One of the most desirable aspects of being a citizen is the right to work. Conversely, an effective way to deter illegal immigrants is to enforce the laws which prevent them from working, by punishing employers who hire non-citizens. A "broken windows" approach to illegal immigration will be far more effective (and far less expensive) than mass deportations.
No country is obligated to accept any immigrants. And every country is entitled to filter the immigrants it allows to become citizens. If a prospective immigrant brings a net positive impact, great, and welcome. If not, then so sorry, not welcome. Immigration is a basic transaction between two willing parties.
What about newborns? Each country can determine how newborns become citizens, but it doesn't make any sense to base citizenship on the geographic location of a person's birth. Citizenship of a newborn should follow from the citizenship of its parents, regardless of where they are born. For cases where the parents' citizenship differs and when countries do not allow dual citizenship, then the child must choose their country when they reach adult age.
So, what to do about Middle Eastern refugees? There is no obligation on the part of any country to do anything. For humanitarian reasons a country may choose to help, but that is strictly a choice. In practice, there is no altruism.

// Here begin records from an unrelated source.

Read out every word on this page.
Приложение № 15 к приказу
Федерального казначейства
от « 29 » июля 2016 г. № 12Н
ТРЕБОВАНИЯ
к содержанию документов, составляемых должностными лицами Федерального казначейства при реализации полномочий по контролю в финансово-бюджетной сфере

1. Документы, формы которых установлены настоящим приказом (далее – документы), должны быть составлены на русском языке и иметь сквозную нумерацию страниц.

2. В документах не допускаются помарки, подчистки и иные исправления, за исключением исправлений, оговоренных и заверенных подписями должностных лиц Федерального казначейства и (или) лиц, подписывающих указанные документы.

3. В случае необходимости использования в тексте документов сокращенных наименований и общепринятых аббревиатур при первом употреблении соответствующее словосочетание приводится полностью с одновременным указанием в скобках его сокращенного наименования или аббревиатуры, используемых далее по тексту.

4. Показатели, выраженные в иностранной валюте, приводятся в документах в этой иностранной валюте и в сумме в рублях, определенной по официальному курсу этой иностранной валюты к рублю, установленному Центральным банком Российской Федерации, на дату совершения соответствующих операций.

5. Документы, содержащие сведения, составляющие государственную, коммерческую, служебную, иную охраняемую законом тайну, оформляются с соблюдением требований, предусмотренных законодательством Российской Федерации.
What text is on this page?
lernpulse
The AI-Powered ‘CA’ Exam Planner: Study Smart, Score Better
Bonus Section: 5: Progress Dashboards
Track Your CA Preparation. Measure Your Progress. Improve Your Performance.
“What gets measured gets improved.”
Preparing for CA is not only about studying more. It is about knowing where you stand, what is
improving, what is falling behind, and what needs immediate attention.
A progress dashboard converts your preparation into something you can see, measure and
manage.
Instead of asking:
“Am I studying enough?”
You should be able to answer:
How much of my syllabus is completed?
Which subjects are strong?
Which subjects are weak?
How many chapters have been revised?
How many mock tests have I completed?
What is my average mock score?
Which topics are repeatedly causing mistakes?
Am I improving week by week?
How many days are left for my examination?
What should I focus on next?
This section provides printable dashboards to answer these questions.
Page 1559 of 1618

Countries allow refugees to immigrate because they want them, either to provide labor, or for their cultural impact, or for some other reason.
Being a refugee does not confer any entitlement to immigration.
What about Muslim immigrants? What should really be done? In this regard it's important to distinguish between freedom of religion and freedom of behavior. US citizens enjoy freedom of religion, but not freedom of behavior. Citizens must follow the law, which includes respecting the law. And this the problem with Islam, because it is more than a religion, it is also a legal system. Muslim immigrants who want to practice Sharia law cannot do so in the US. If they feel this violates their religious principles, then they cannot immigrate.
As a final thought, enforcement of a country's immigration laws is an essential responsibility of its leadership. If a US President doesn't agree with US laws, then s/he can work to get them changed, but in the meantime they should uphold those laws and enforce them. And they should most certainly not issue executive orders which contradict them.